Hoofdletters en afstand: u kunt namen van tijdelijke aanduidingen scheiden met afbreekstreepjes ('ieën geval') of met onderstrepingstekens, of u kunt dit doen met behulp van Pascal-hoofdletters. In het geval van een kebabcase kunnen syntaxisfouten ontstaan en onderstrepingstekens kunnen conflicteren met onderstrepen. Hoofdletters kunnen in veel talen een conflict veroorzaken met benoemde constanten, maar het kan ook de aandacht vestigen op de naam van de tijdelijke aanduiding.

<Resource-Group-Name> of <ResourceGroupName>

Pas geen inlinestijl zoals cursief of vet toe op koppen of hyperlinktekst.

Waarom?

Mensen herkennen tekst met de reguliere koppelingsopmaak als koppelingen waar ze op kunnen klikken. Het cursief maken van een koppeling kan bijvoorbeeld verhullen dat de tekst een koppeling is. Koppen hebben hun eigen stijl en het ziet er rommelig uit om daar ook andere stijlen in te gebruiken.

  • Dit: het bestand function.json wordt gegenereerd door het NuGet-pakket Microsoft.NET.Sdk.Functions.

  • Niet dit: het bestand function.json wordt gegenereerd door het NuGet-pakket Microsoft.NET.Sdk.Functions.

  • Dit:

    ### The Microsoft.NET.Sdk.Functions package
    
  • Niet dit:

    ### The *Microsoft.NET.Sdk.Functions* package
    

Toetsen en toetsenbordsneltoetsen

Volg deze conventies om te verwijzen naar toetsen of toetsencombinaties:

  • Schrijf de eerste letter van de toetsnamen in hoofdletters.
  • Plaats de sleutelnamen tussen <kbd> en </kbd> HTML-tags.
  • Gebruik '+' om sleutels samen te voegen die de gebruiker op hetzelfde moment selecteert.
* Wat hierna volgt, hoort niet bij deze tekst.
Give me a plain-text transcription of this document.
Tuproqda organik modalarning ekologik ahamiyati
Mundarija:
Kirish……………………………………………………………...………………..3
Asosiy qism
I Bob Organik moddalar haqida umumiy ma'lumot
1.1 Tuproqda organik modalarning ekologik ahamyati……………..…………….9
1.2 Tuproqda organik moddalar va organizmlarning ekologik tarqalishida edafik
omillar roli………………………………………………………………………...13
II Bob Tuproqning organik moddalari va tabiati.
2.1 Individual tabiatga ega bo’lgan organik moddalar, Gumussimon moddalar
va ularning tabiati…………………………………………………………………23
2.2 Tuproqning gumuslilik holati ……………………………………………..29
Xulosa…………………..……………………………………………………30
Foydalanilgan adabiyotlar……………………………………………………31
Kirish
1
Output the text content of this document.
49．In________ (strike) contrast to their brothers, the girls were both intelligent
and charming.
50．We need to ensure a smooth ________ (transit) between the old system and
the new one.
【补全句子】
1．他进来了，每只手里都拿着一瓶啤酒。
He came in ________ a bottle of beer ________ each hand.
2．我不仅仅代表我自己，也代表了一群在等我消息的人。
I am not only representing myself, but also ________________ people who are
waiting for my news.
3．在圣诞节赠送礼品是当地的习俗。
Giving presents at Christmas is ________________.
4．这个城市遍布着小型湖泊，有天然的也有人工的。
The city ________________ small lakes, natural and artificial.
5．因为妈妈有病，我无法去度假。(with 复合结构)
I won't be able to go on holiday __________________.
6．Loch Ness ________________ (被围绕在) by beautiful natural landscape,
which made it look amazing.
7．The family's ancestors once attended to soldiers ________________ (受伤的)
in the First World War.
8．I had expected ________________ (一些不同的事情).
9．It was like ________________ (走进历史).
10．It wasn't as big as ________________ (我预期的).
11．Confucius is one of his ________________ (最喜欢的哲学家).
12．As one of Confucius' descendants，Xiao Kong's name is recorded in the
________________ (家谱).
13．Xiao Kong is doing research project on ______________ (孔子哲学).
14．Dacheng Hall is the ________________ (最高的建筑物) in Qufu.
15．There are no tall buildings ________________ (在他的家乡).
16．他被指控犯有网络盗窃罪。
Voorbeelden van toetsen en sneltoetsen

  • Dit: Selecteer Alt+Ctrl+S.
  • Niet dit: Druk op Alt+Ctrl+S.
  • Niet dit: Druk op ALT+CTRL+S.

Uitzonderingen

Er zijn altijd uitzonderingen op de stijlrichtlijnen. Wanneer ze de leesbaarheid schaden, doet u iets anders. Een HTML-tabel met voornamelijk code-elementen ziet er mogelijk te rommelig uit als overal de stijl Code wordt gebruikt. U kunt in deze context vetgedrukte stijlen kiezen.

Als u een alternatieve tekststijl kiest waar normaal gesproken code is vereist, controleert u of de tekst in gelokaliseerde versies van het artikel kan worden vertaald. Code is de enige stijl waarbij vertaling automatisch wordt verhinderd. Zie Niet-gelokaliseerde tekenreeksen als u lokalisatie wilt voorkomen zonder codestijl te gebruiken.